The Arizona Republican, the first female fighter pilot to fly in combat, said she initially didn’t report instances of sexual assault while in the military because she, like others, didn’t trust the system for dealing with such incidents in the armed forces. She made the revelation Wednesday at a Senate Armed Services subcommittee hearing on the military’s response to sexual assault reports.
“I blamed myself. I was ashamed and confused. I thought I was strong but felt powerless. The perpetrators abused their position of power in profound ways,” said McSally, 52. “In one case I was preyed upon and raped by a superior officer.”
McSally said she told no one for years.
Years after the rape, she said, she shared her experience and was “horrified” at how it was handled.
“I almost separated from the Air Force at 18 years of service over my despair. Like many victims, I felt like the system was raping me all over again,” she said, tearing up.
But she said the military has gotten better at handling assaults in part because service members are speaking out about their experiences. She said that although many commanders have failed to meet their responsibility in dealing with sexual assault cases, she opposes proposals to remove them from overseeing such cases, saying they must be held accountable for policing assaults and preventing them instead.
“We must ensure all commanders are trained and empowered to take legal action, prosecute fairly, and rid perpetrators from our ranks,” she said. “And if the commander is the problem or fails in his or her duties, they must be removed and held harshly accountable.”
McSally has previously recounted abuse by a high school coach and has said she was harassed while in the Air Force. In 2004, she became the first woman to command an Air Force fighter squadron, and she retired as a full colonel in 2010 after 26 years in the service. She was later elected to the U.S. House.

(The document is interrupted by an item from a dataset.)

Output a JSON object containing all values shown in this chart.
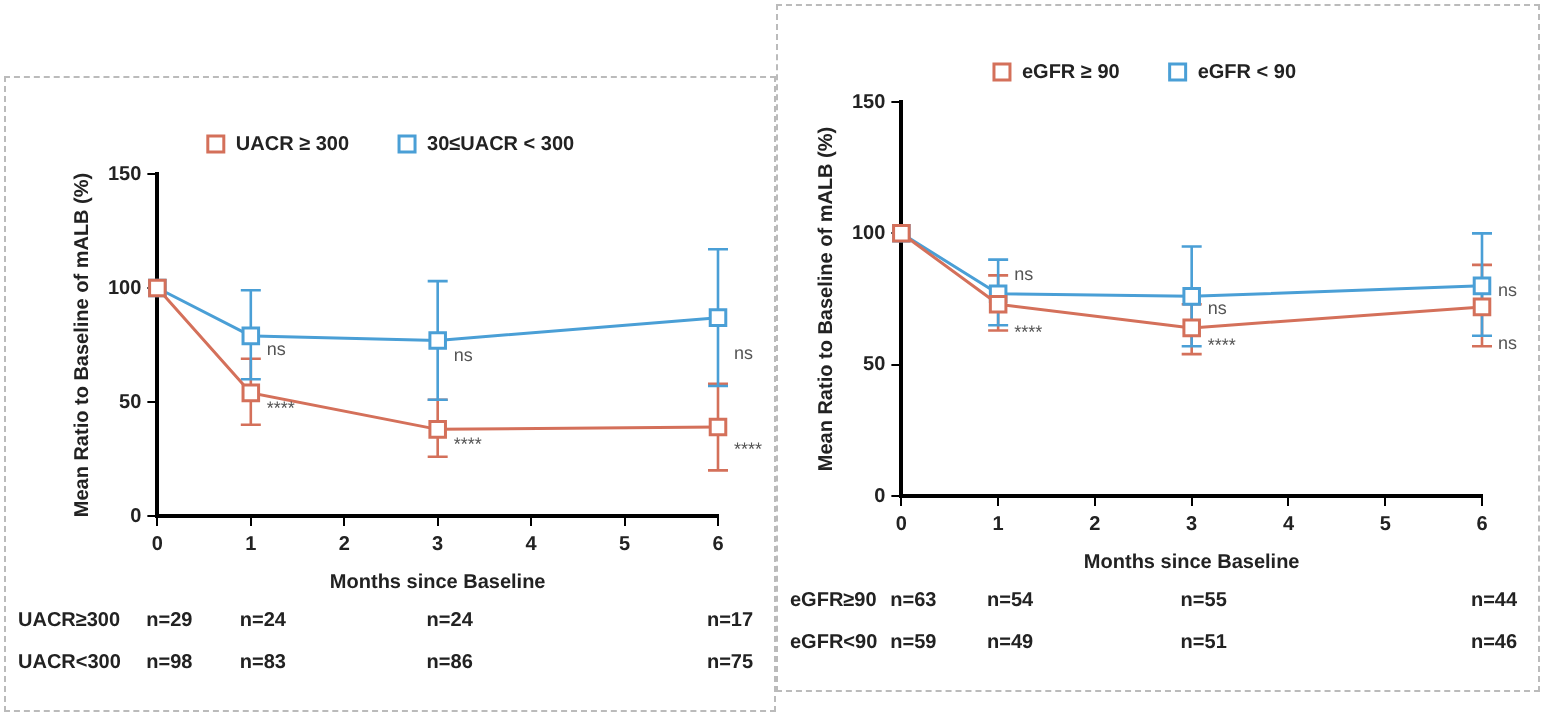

Her account follows the disclosure by her fellow Republican senator, Iowa’s Joni Ernst, that she was raped in college by someone she knew, and the allegation that her ex-husband physically abused her. Ernst also is a veteran.
“I just texted her real quick and I just said ‘I love you and I support you,’” Ernst said.
Ernst said she’s hopeful they can develop a bipartisan effort to deal with these issues.
“We need to talk about, of course, repercussions for those that perpetrate sexual assault, sexual harassment, but then what we need to do is really address the root cause of it and prevent it,” Ernst said, citing the need for more education teaching dignity and respect.
Ernst said she met with Judiciary Chairman Lindsey Graham of South Carolina and top panel Democrat Dianne Feinstein of California on Tuesday about reviving the lapsed Violence Against Women Act and said she’s also spoken to Senate Majority Leader Mitch McConnell, who she said also supports the effort.
McSally was appointed to serve the final two years of the late John McCain’s Senate term after losing last year’s race against Democrat Kyrsten Sinema.
In an interview for “CBS This Morning” McSally said, “it’s not just as a commander that I speak, but it’s as a survivor that I just felt I needed to talk about it.”
“But it isn’t about me,” she said in the interview, which is scheduled to be broadcast on Thursday and Friday, “I wanted to give the perspective of why I am advocating so strongly for women in the military and why I’m advocating that the command chain has to step up and do their job to rid us of sexual assault.”